2. Hukuk Dairesi2023/4620 E. 2023/6053 K.

Yapay Zeka Özeti

Uyuşmazlık: Yabancı mahkemece verilen boşanma kararının Türkiye'de tanınması ve tenfizi talebinin koşullarının oluşup oluşmadığı.

Gerekçe ve Sonuç: Yabancı mahkeme kararının kesinleşmiş olması, davalıya usulüne uygun tebligat yapıldığı ve Türkiye'de tanıma ve tenfize engel bir durumun bulunmadığı gözetilerek, yerel mahkeme kararının onanmasına karar verilmiştir.

Karar Metni

"İçtihat Metni"

...

MAHKEMESİ : Sakarya Bölge Adliye Mahkemesi 2. Hukuk Dairesi

SAYISI : 2023/415 E., 2023/462 K.

...

KARAR : Esastan ret

İLK DERECE MAHKEMESİ : Sakarya 3. Aile Mahkemesi

SAYISI : 2022/56 E., 2022/1031 K.

Taraflar arasındaki boşanmaya ilişkin yabancı mahkeme kararının tanıma ve tenfizi davasından dolayı yapılan yargılama sonunda İlk Derece Mahkemesince davanın kabulüne karar verilmiştir.Kararın davalı vekili tarafından istinaf edilmesi üzerine, Bölge Adliye Mahkemesince başvurunun kabulü ile hükmün kaldırılarak İlk Derece Mahkemesine gönderilmesine karar verilmiştir.

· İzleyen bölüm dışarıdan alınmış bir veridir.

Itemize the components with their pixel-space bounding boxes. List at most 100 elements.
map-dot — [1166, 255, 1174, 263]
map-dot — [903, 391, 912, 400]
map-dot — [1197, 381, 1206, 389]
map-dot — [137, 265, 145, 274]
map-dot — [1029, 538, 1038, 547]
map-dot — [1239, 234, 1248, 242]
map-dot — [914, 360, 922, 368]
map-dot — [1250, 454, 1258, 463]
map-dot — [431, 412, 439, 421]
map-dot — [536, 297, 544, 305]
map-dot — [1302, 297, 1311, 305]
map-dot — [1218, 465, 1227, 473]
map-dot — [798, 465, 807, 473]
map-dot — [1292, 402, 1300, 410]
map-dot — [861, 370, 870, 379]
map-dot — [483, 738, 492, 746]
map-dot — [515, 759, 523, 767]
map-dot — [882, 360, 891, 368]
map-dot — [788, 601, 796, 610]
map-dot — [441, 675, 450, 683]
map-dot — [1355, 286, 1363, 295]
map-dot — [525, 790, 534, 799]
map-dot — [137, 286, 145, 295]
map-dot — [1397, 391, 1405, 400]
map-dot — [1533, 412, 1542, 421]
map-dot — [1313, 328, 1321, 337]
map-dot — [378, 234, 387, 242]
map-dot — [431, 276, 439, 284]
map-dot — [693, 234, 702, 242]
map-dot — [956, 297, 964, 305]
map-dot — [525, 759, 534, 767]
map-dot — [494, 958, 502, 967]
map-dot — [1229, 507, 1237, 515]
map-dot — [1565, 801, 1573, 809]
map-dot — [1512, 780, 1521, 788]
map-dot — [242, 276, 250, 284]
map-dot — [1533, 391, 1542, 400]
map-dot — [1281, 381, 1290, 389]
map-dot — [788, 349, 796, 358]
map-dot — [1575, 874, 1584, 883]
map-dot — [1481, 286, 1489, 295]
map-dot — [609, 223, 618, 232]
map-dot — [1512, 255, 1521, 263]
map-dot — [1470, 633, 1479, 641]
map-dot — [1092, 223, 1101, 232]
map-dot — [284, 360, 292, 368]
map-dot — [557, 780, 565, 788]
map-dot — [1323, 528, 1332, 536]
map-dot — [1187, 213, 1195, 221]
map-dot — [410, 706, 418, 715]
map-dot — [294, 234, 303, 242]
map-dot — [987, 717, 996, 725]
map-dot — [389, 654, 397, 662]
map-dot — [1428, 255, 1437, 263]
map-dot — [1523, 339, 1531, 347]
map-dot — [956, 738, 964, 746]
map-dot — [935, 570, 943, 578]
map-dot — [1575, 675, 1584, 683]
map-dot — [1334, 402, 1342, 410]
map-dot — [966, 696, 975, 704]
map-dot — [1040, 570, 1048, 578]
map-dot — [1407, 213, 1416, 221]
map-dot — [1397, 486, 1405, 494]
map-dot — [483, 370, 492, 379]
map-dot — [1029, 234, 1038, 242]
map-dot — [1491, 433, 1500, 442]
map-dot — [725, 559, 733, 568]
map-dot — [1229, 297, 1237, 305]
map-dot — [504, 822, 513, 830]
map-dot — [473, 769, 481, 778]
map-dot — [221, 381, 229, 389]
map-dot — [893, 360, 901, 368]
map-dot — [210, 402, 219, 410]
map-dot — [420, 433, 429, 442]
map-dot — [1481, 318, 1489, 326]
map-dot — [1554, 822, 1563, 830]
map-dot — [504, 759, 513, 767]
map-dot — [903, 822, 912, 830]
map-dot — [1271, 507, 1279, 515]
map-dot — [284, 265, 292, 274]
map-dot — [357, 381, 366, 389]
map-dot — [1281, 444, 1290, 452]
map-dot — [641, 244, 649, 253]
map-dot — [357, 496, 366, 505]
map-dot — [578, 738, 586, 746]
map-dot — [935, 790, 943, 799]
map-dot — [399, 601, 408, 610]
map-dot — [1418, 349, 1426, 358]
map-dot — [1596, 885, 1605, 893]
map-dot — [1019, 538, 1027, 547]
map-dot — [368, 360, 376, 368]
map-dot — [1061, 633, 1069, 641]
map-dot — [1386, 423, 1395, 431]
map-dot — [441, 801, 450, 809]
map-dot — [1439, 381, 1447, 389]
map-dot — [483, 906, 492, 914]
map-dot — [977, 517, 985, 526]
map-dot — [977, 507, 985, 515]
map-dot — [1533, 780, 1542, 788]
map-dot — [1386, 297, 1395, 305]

Gönderme kararı sonrasında yapılan yargılama sonunda İlk Derece Mahkemesince davanın .kabulüne karar verilmiştir.

Kararın davalı vekili tarafından istinaf edilmesi üzerine, Bölge Adliye Mahkemesince başvurunun esastan reddine karar verilmiştir.

Bölge Adliye Mahkemesi kararı davalı vekili tarafından temyiz edilmekle; kesinlik, süre, temyiz şartı ve diğer usul eksiklikleri yönünden yapılan ön inceleme sonucunda, temyiz dilekçesinin kabulüne karar verildikten ve Tetkik Hâkimi tarafından hazırlanan rapor dinlendikten sonra dosyadaki belgeler incelenip gereği düşünüldü:

I. DAVA

Davacı vekili dava dilekçesi ile; davalı ile Avusturya Cumhuriyeti Innsbruck Eyalet Yüksek Mahkemesi'nin 12/06/2017 tarih 33 C 26/14 y veya 33 C 17/16 b sayılı ve 02.03.2018 kesinleşme tarihli kararı ile boşandıklarını belirterek yabancı mahkeme kararının tanınmasına ve tenfizine karar verilmesini talep ve dava etmiştir.

II. CEVAP

Davalı vekili cevap dilekçesinde;tebligatın usulsüz olduğunu, adresinin yanlış bildirildiğini, usulsüz tebligat nedeniyle savunma hakkının kısıtlandığını, Sakarya Aile Mahkemesinde açtığı çekişmeli boşanma davasının halen devam ettiğini, derdestlik itirazında bulunduğunu ileri sürerek davanın reddine karar verilmesini talep etmiştir.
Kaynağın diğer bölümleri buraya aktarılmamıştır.